After having a miscarriage two months ago, blood during pregnancy is not something I want to see. So far this pregnancy has been more like my first pregnancy was with Blue Rock, pure exhaustion but overall I have felt good. The doctor talked to us and then did the exam. It's interesting because my doctor in Germany actually has microscopes right there by the table so she can see directly inside me with her scopes as well as take samples and view them at her table right there. I have been to four different OBGYNs in Germany. All of them also have ultrasound machines next to the table as well. She did an ultrasound and didn't see the sac. This caused a lot of concern. She saw my fibroid, which I didn't have when I was pregnant with Blue Rock. The fibroid is now about 3cm. She said this could be one of three things: I could have an ectopic pregnancy, the baby is underdeveloped, or the baby is hiding behind the fibroid. We hope to know more tomorrow morning once we get the blood lab results back with my hGC levels.
I am trying to not break-down. I am trying to lean on God through prayer. I don't want there to be something wrong. I don't want to have another miscarriage, I don't want to have an ectopic pregnancy.
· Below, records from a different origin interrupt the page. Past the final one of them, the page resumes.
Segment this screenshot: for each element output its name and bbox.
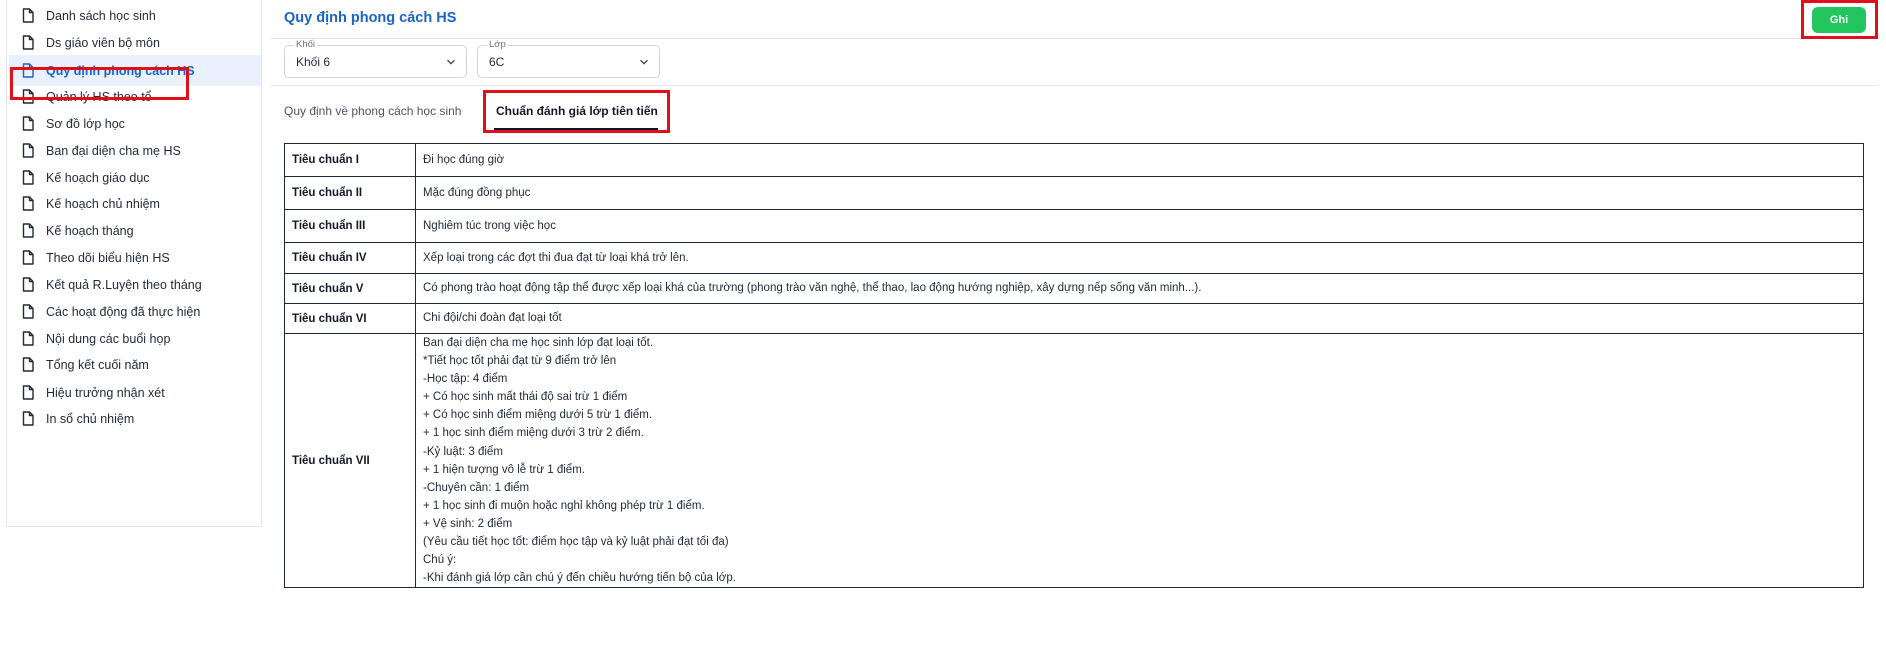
document-icon [21, 250, 35, 265]
sidebar-item-label: Theo dõi biểu hiện HS [46, 250, 170, 265]
document-icon [21, 411, 35, 426]
sidebar-item-label: Ban đại diện cha mẹ HS [46, 143, 181, 158]
criterion-name: Tiêu chuẩn II [284, 176, 416, 210]
document-icon [21, 63, 35, 78]
criterion-description: Có phong trào hoạt động tập thể được xếp… [415, 273, 1864, 304]
tab-advanced-class-criteria[interactable]: Chuẩn đánh giá lớp tiên tiến [496, 104, 658, 118]
sidebar-item-label: Kết quả R.Luyện theo tháng [46, 277, 202, 292]
document-icon [21, 357, 35, 372]
criteria-table: Tiêu chuẩn I Đi học đúng giờ Tiêu chuẩn II… [284, 143, 1864, 589]
criterion-name: Tiêu chuẩn V [284, 273, 416, 304]
criterion-line: Có phong trào hoạt động tập thể được xếp… [423, 282, 1202, 295]
sidebar-item-label: Danh sách học sinh [46, 8, 156, 23]
criterion-line: Mặc đúng đồng phục [423, 186, 531, 199]
tab-bar: Quy định về phong cách học sinh Chuẩn đá… [271, 85, 1878, 135]
sidebar-item-label: Các hoạt động đã thực hiện [46, 304, 201, 319]
sidebar-item-label: Sơ đồ lớp học [46, 116, 125, 131]
criterion-name: Tiêu chuẩn VII [284, 332, 416, 589]
criterion-line: + 1 học sinh đi muộn hoặc nghỉ không phé… [423, 499, 705, 512]
criterion-line: -Khi đánh giá lớp cần chú ý đến chiều hư… [423, 572, 736, 585]
criterion-line: Ban đại diện cha mẹ học sinh lớp đạt loạ… [423, 337, 654, 349]
criterion-name: Tiêu chuẩn III [284, 209, 416, 243]
criterion-line: Nghiêm túc trong việc học [423, 219, 556, 232]
criterion-description: Đi học đúng giờ [415, 143, 1864, 177]
criterion-line: Xếp loại trong các đợt thi đua đạt từ lo… [423, 251, 689, 264]
table-row: Tiêu chuẩn II Mặc đúng đồng phục [284, 176, 1864, 210]
sidebar-item-label: Quy định phong cách HS [46, 63, 195, 78]
criterion-description: Xếp loại trong các đợt thi đua đạt từ lo… [415, 242, 1864, 274]
table-row: Tiêu chuẩn V Có phong trào hoạt động tập … [284, 273, 1864, 304]
document-icon [21, 116, 35, 131]
document-icon [21, 170, 35, 185]
chevron-down-icon [640, 59, 648, 65]
document-icon [21, 143, 35, 158]
chevron-down-icon [447, 59, 455, 65]
criterion-description: Chi đội/chi đoàn đạt loại tốt [415, 303, 1864, 334]
criterion-line: *Tiết học tốt phải đạt từ 9 điểm trở lên [423, 355, 617, 368]
main-content: Quy định phong cách HS Ghi Khối Khối 6 L… [271, 0, 1886, 645]
criterion-description: Mặc đúng đồng phục [415, 176, 1864, 210]
grade-select-label: Khối [294, 39, 318, 50]
criterion-line: -Kỷ luật: 3 điểm [423, 445, 503, 458]
criterion-line: Chú ý: [423, 554, 457, 567]
sidebar-item[interactable]: In sổ chủ nhiệm [9, 403, 261, 434]
sidebar-item[interactable]: Ds giáo viên bộ môn [9, 27, 261, 58]
grade-select[interactable]: Khối Khối 6 [284, 39, 467, 78]
criterion-name: Tiêu chuẩn I [284, 143, 416, 177]
sidebar-item-label: Ds giáo viên bộ môn [46, 35, 160, 50]
criterion-name: Tiêu chuẩn VI [284, 303, 416, 334]
document-icon [21, 385, 35, 400]
criterion-line: + Có học sinh điểm miệng dưới 5 trừ 1 đi… [423, 409, 653, 422]
criterion-name: Tiêu chuẩn IV [284, 242, 416, 274]
criterion-line: -Học tập: 4 điểm [423, 373, 508, 386]
page-title: Quy định phong cách HS [284, 10, 457, 26]
grade-select-value: Khối 6 [296, 55, 331, 69]
sidebar-item-label: Hiệu trưởng nhận xét [46, 385, 165, 400]
criterion-line: + Vệ sinh: 2 điểm [423, 517, 513, 530]
document-icon [21, 304, 35, 319]
criterion-line: Chi đội/chi đoàn đạt loại tốt [423, 312, 562, 325]
criterion-description: Ban đại diện cha mẹ học sinh lớp đạt loạ… [415, 332, 1864, 589]
document-icon [21, 8, 35, 23]
criterion-line: + 1 hiện tượng vô lễ trừ 1 điểm. [423, 463, 585, 476]
sidebar-item-label: Kế hoạch giáo dục [46, 170, 150, 185]
active-tab-indicator [494, 128, 658, 130]
sidebar-item-label: Nội dung các buổi họp [46, 331, 171, 346]
sidebar-item-label: Tổng kết cuối năm [46, 357, 149, 372]
table-row: Tiêu chuẩn VII Ban đại diện cha mẹ học si… [284, 332, 1864, 589]
table-row: Tiêu chuẩn I Đi học đúng giờ [284, 143, 1864, 177]
criterion-line: Đi học đúng giờ [423, 153, 505, 166]
sidebar-item-label: Kế hoạch chủ nhiệm [46, 196, 160, 211]
criterion-line: + Có học sinh mất thái độ sai trừ 1 điểm [423, 391, 628, 404]
table-row: Tiêu chuẩn IV Xếp loại trong các đợt thi … [284, 242, 1864, 274]
document-icon [21, 196, 35, 211]
document-icon [21, 223, 35, 238]
table-row: Tiêu chuẩn III Nghiêm túc trong việc học [284, 209, 1864, 243]
sidebar-item-label: In sổ chủ nhiệm [46, 411, 135, 426]
sidebar-item-label: Quản lý HS theo tổ [46, 89, 152, 104]
tab-student-style-rules[interactable]: Quy định về phong cách học sinh [284, 104, 461, 118]
save-button[interactable]: Ghi [1812, 7, 1866, 33]
class-select[interactable]: Lớp 6C [477, 39, 660, 78]
document-icon [21, 331, 35, 346]
document-icon [21, 89, 35, 104]
sidebar-item[interactable]: Tổng kết cuối năm [9, 349, 261, 380]
table-row: Tiêu chuẩn VI Chi đội/chi đoàn đạt loại t… [284, 303, 1864, 334]
class-select-value: 6C [489, 55, 505, 69]
document-icon [21, 277, 35, 292]
criterion-line: (Yêu cầu tiết học tốt: điểm học tập và k… [423, 536, 729, 549]
sidebar-item-label: Kế hoạch tháng [46, 223, 134, 238]
criterion-line: + 1 học sinh điểm miệng dưới 3 trừ 2 điể… [423, 427, 644, 440]
class-select-label: Lớp [487, 39, 508, 50]
sidebar: Danh sách học sinh Ds giáo viên bộ môn Quy… [6, 0, 262, 527]
topbar: Quy định phong cách HS Ghi [271, 0, 1878, 39]
criterion-line: -Chuyên cần: 1 điểm [423, 481, 530, 494]
document-icon [21, 35, 35, 50]
criterion-description: Nghiêm túc trong việc học [415, 209, 1864, 243]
I just want a healthy baby. This whole roller coaster is tough. I'm scared, worried, and sad. I always thought pregnancy was supposed to be a time of joy, not constant worry.
Please say a prayer for us. We had such a wonderful time with my parents who left last week. Right now we really miss having family around. We were at the doctor's office for 2.5 hours today. It's tough going and waiting with a 2-year old. Thankfully, our son did really well. I feel extremely blessed to have him. Am I asking too much to want another healthy baby?